(Mevlana Hazretleri
Şems Hazretlerini anlatıyor)
3090. Tebrizli Şemseddin'in
aşkından başka hiçbir şeyin zerre kadar değeri yoktur bence.
Yazıklar olsun a sevgili,
aramızdan birçok dertlerle, bir hayli hasretlerle (Özlem
duyduracak şekilde) gittin.
Çok insaf (Acımaya, vicdana veya mantığa dayana adalet) diledin (Dilekte bulundun), çok yalvardın ama ne fayda;
İnsaf etmeyen, aman vermeyen buyrukla
geçtin gitti.
Her yana koştun, çare aradın,
düzenler düzdün;
Fakat bir çare bulamadın, çaresiz
bir halde gittin.
Güllerle dopdolu kucağın, o Ay (Etrafa aydınlık veren) yüzün ne oldu?

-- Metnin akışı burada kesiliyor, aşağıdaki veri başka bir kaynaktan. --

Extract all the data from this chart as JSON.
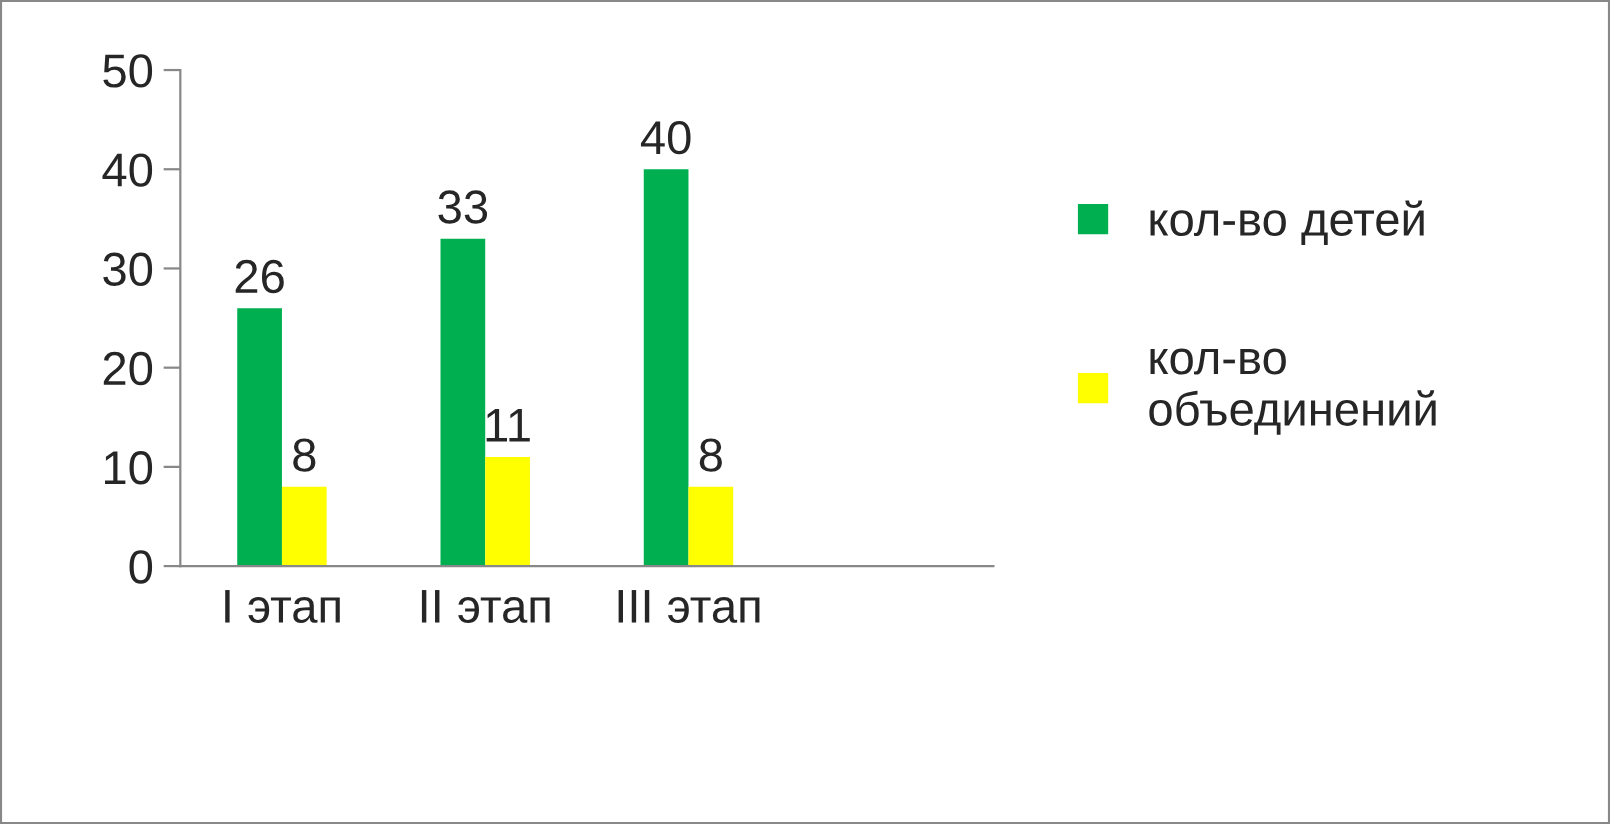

Nasıl oldu da hor-hakir (Aşağı, değersiz, önemi olmayan) bir halde yeraltına
gittin?
Dostların halkasından çıktın,
seninle düşüp kalkanların arasından kalktın da toprak altına karıncalarla
yılanların arasına gittin.
Ne oldu o nükteler, ne oldu o
sözler;
O sırları bilen akıl ne oldu?
Elimizi tutan o eller ne oldu?
Ne oldu o gül bahçesine giden
ayaklar?
Naziktin, güzeldin, insanları
elde ederdin;
Şimdiyse tuttun, insanları yiyen
toprak içine gittin.
Ne biçim bir düşünceye daldın da
uzun, sapa, bozuk bir yola düştün böyle?
***
DİVAN-I KEBİR 6 CİLT MEVLÂNÂ CELÂLEDDİN
Hazırlayan: Abdulbaki GÖLPINARLI
KÜLTÜR BAKANLIĞI YAYINLARI/1385
***
Neler öğrendik;
1.
Allah’ın
gönderip tanıttığı dostu Şems Hazretlerini Mevlana Hazretlerinin Allah’a olan
aşkının yansıması olarak görüp, taşıdığı değerlerle, sırlara hayret edip her
görüşte aşkının yoğunlaştığını olduğunu öğrendik.
2.
Şems Hazretlerinin habersiz ayrılığı ile
Mevlana Hazretlerinin özlemle her yerde aradığını, bulamadığını, ölüp toprak
altına gittiği düşüncesine vardığını öğrendik.
*
İşte böyle yaren;
Şems Hazretlerinin öldüğü düşüncesini yanlış düş yolu
olarak gördüğünü, çaresizlikten bu şekilde düşündüğünü öğrendik, anladık.